OMG, I just learned of another workplace/Sharepoint :eek: :
If you remember my earlier posts in this thread, I mentioned that they migrated us to Sharepoint online last month and how much SLOWER everything is. I noticed today that lots of the files and folders in our project workspaces are missing so I asked our SP administrator. She told me that the IT team has it on their schedule to migrate those in the fourth quarter.
WTF? They migrate us to the new SP but deliberately don’t migrate the workspaces that we use on a daily basis?
When we were talking about whether we’d stay after our contracts ended, I told my other self-employed coworkers that I wouldn’t and that part of the reason was one of ethics.
Today we’ve been told to stop being such a PITA about “Integration is open!”. Instead of doing certain stuff in Development, copying it to Integration, checking it there, and only after check and approval copying it to Productive, “we just keep all systems open and do whatever’s needed wherever.”
I’m starting to think the ethical thing would involve a flamethrower. But tomorrow is my last day, and let’s hope the next bunch have their heads stuck a bit less far up their asses.
As a patent writer 95% of my rants are about inventors (although my law firm recently migrated all of our files to Sharepoint and I’m cooking up a good rant about that).

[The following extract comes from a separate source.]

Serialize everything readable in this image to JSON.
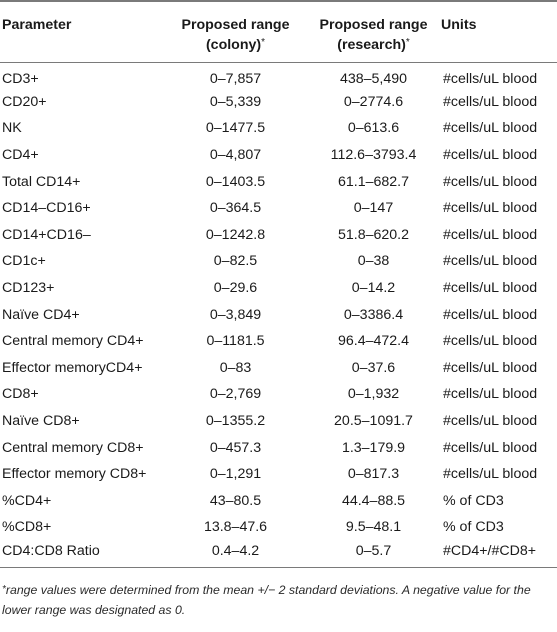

Yet again I have to badger the inventor for information about the invention. I get partial answers, but not nearly as much info as I need to write the patent. So I do some research on Google and cobble as much together as I can and send it to the inventor for review. Of course it’s wrong, because I’m missing key info. Which they should have given me in the first place!
Then they complain later about how expensive the application is. It wouldn’t be so expensive if I didn’t have to spend a lot of time trying to figure out their invention because they won’t give me enough information! :mad:
Please print off a color copy of that Most Interesting Man in the World meme where he says “I don’t always test my code, but when I do, I test in Production” and leave it on the wall before you go.
Fiscal years can be anything an organization decides they are. Generally start on the 1st of a month, but even that isn’t always. By far, the most common has the fiscal year the same as the calendar year.
So, I’d noticed that meetings in the schedule of our secure email app now have a helpful map icon, which launches your map app and shows you where the meeting room is.
My meeting across the street that’s coming up this afternoon is apparently in Lamar, Colorado. That’s quite a walk from Illinois! I’d better get going.
Even worse is the meeting after that, which is located down the hall from my office: it’s apparently in Porto Alegre, Brazil. And I’ll probably have to fly economy.